Aku meremas jariku. Menajamkan telinga untuk mendengar kelanjutan percakapan ibu dan ayah dibawah sana.

"Kamu tidak bisa menyakiti kami secara bersamaan. Melukai mereka,dan melukai pernikahan kita." Siapa mereka yang ibu maksud? "Kalau kamu tidak bisa memilih,biar aku yang memilih. Dan aku memilih-"

"Tidak. Sudah aku jelaskan semuanya. Aku tidak bisa kehilangan kamu dan Elma-" Ayah memotong ucapan ibu yang lantas dipotongnya kembali,

"Tapi tidak bisa kehilangan mereka?" Ibu nyaris berteriak namun aku tahu,ayah pasti memeluk ibu untuk menenangkannya.
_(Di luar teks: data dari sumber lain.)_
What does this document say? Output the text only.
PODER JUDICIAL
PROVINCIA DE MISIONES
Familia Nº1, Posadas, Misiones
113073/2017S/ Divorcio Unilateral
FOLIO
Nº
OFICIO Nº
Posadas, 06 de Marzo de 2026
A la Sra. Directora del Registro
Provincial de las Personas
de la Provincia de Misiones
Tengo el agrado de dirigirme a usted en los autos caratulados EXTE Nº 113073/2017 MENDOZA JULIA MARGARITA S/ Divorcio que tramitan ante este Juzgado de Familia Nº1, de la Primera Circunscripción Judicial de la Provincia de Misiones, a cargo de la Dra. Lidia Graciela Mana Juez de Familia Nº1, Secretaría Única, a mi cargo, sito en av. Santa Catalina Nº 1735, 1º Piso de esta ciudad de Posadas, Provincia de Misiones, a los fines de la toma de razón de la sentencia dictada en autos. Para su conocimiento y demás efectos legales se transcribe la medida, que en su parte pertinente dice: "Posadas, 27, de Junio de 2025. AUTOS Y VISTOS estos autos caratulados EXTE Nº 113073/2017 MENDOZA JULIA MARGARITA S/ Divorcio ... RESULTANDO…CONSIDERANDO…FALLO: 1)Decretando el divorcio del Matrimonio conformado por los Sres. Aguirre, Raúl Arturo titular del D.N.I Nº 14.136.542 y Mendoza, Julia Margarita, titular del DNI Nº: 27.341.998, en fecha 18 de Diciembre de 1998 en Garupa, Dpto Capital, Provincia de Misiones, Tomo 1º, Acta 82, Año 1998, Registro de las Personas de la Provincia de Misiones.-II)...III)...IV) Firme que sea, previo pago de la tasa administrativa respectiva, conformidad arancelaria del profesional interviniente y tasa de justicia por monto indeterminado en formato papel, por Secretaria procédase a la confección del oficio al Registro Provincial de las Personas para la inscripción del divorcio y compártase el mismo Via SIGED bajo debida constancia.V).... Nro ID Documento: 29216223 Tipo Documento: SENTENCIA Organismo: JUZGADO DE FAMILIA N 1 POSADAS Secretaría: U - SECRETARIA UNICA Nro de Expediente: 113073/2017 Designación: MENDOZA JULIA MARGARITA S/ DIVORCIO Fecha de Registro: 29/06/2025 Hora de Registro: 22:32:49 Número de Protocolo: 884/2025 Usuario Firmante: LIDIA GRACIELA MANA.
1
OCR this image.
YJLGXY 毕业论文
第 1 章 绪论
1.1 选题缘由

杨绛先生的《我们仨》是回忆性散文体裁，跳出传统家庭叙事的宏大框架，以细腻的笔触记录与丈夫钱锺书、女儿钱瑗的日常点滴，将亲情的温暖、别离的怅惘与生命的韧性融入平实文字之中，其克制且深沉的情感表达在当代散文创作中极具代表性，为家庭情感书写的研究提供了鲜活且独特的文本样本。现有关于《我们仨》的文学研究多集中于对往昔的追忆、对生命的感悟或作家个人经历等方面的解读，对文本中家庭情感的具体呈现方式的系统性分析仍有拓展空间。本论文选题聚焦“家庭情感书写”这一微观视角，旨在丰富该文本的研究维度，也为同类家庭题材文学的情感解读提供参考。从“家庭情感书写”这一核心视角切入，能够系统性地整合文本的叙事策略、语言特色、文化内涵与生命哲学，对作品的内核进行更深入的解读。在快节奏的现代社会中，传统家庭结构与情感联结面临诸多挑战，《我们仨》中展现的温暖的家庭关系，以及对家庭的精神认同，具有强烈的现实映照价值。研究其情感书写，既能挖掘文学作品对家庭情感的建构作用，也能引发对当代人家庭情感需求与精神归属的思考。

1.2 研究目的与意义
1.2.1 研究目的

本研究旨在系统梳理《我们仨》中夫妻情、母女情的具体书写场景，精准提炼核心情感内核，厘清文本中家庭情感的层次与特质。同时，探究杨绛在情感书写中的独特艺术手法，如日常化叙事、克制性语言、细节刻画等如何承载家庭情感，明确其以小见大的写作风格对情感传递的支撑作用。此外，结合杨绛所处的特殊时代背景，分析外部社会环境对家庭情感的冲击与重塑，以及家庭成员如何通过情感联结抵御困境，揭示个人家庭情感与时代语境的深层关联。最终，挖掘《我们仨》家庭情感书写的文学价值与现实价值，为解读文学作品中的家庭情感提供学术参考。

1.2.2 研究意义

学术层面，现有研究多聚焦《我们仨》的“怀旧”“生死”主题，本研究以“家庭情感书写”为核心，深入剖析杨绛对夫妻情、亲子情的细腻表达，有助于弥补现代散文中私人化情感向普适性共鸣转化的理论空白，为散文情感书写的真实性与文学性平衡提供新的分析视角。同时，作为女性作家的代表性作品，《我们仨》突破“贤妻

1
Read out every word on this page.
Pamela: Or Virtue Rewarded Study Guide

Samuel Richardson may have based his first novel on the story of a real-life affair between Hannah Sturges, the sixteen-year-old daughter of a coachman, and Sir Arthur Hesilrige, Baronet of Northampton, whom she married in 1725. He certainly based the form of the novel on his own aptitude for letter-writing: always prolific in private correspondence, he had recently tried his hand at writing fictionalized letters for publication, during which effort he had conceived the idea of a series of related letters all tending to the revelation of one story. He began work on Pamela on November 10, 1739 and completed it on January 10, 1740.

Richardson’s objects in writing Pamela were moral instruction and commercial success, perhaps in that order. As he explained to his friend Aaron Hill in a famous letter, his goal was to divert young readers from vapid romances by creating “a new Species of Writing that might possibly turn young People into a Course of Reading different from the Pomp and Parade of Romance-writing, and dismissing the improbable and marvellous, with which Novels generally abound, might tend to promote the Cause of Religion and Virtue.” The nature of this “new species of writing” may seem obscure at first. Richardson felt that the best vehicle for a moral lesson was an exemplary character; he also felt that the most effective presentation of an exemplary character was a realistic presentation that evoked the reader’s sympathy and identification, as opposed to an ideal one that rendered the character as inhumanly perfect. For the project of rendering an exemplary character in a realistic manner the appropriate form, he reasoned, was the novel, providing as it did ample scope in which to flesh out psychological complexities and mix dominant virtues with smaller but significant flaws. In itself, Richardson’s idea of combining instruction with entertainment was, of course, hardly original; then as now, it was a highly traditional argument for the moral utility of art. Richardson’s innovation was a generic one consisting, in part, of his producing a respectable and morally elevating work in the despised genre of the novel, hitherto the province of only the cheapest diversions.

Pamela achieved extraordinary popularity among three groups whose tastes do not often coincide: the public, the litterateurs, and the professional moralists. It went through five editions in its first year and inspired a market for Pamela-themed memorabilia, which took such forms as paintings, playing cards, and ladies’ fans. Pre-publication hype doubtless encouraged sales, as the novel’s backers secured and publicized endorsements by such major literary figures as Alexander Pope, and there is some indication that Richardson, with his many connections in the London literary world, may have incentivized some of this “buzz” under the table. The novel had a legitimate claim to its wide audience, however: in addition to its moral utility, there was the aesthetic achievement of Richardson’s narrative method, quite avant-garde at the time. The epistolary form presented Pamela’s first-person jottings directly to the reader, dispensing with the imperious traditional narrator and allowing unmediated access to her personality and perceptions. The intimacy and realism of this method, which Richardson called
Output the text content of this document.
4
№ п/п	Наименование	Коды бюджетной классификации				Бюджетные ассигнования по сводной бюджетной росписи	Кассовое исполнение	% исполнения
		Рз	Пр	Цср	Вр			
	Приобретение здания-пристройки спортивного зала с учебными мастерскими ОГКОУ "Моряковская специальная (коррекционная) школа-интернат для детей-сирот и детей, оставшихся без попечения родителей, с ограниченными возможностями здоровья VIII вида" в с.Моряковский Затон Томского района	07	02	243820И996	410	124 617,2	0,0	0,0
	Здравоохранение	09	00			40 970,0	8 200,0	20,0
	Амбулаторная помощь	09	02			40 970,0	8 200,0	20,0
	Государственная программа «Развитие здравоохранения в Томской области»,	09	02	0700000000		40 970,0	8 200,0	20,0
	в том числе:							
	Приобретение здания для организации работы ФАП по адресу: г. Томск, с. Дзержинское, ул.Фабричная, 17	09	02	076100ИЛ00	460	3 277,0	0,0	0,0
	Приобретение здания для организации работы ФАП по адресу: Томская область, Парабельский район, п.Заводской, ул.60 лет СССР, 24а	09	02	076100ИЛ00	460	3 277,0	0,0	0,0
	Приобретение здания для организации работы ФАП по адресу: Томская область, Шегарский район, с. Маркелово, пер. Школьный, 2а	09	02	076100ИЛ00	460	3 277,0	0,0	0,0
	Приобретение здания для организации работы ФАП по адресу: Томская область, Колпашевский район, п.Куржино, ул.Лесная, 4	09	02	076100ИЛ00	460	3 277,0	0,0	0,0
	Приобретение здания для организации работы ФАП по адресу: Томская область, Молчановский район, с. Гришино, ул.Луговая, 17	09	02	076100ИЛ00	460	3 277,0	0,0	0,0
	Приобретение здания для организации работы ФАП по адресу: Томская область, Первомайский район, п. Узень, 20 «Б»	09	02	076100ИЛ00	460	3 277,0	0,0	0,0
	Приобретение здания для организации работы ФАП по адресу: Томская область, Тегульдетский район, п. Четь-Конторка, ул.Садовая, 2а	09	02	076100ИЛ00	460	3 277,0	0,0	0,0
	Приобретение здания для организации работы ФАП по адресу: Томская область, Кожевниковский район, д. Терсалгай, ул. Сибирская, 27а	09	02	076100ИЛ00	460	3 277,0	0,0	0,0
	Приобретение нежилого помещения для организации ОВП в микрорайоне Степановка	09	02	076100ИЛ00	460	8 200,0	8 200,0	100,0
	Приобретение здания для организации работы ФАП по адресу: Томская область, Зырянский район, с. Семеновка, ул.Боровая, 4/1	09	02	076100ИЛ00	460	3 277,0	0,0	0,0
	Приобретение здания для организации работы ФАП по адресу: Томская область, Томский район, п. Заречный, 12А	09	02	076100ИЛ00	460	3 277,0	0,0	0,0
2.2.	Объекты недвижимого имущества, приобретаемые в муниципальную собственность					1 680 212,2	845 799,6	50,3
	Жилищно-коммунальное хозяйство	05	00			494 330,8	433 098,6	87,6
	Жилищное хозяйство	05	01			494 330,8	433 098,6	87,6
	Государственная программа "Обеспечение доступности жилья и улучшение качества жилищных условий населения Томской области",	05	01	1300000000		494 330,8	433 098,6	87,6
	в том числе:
"Kamu tahu kamu jahat?" Suara ibu bergetar,menandakan bahwa ia sedang menangis.

"Aku tahu. Maaf."

Ada apa ini?
Tanpa sadar,kedua telapak tanganku berkeringat. Basah dan dingin. Tubuhku perlahan duduk bersandar pada kusen pintu kamar,masih berusaha mendengar percakapan ayah dan ibu dibawah sana.

"Kamu tidak bisa menduakan. Apalagi sampai-"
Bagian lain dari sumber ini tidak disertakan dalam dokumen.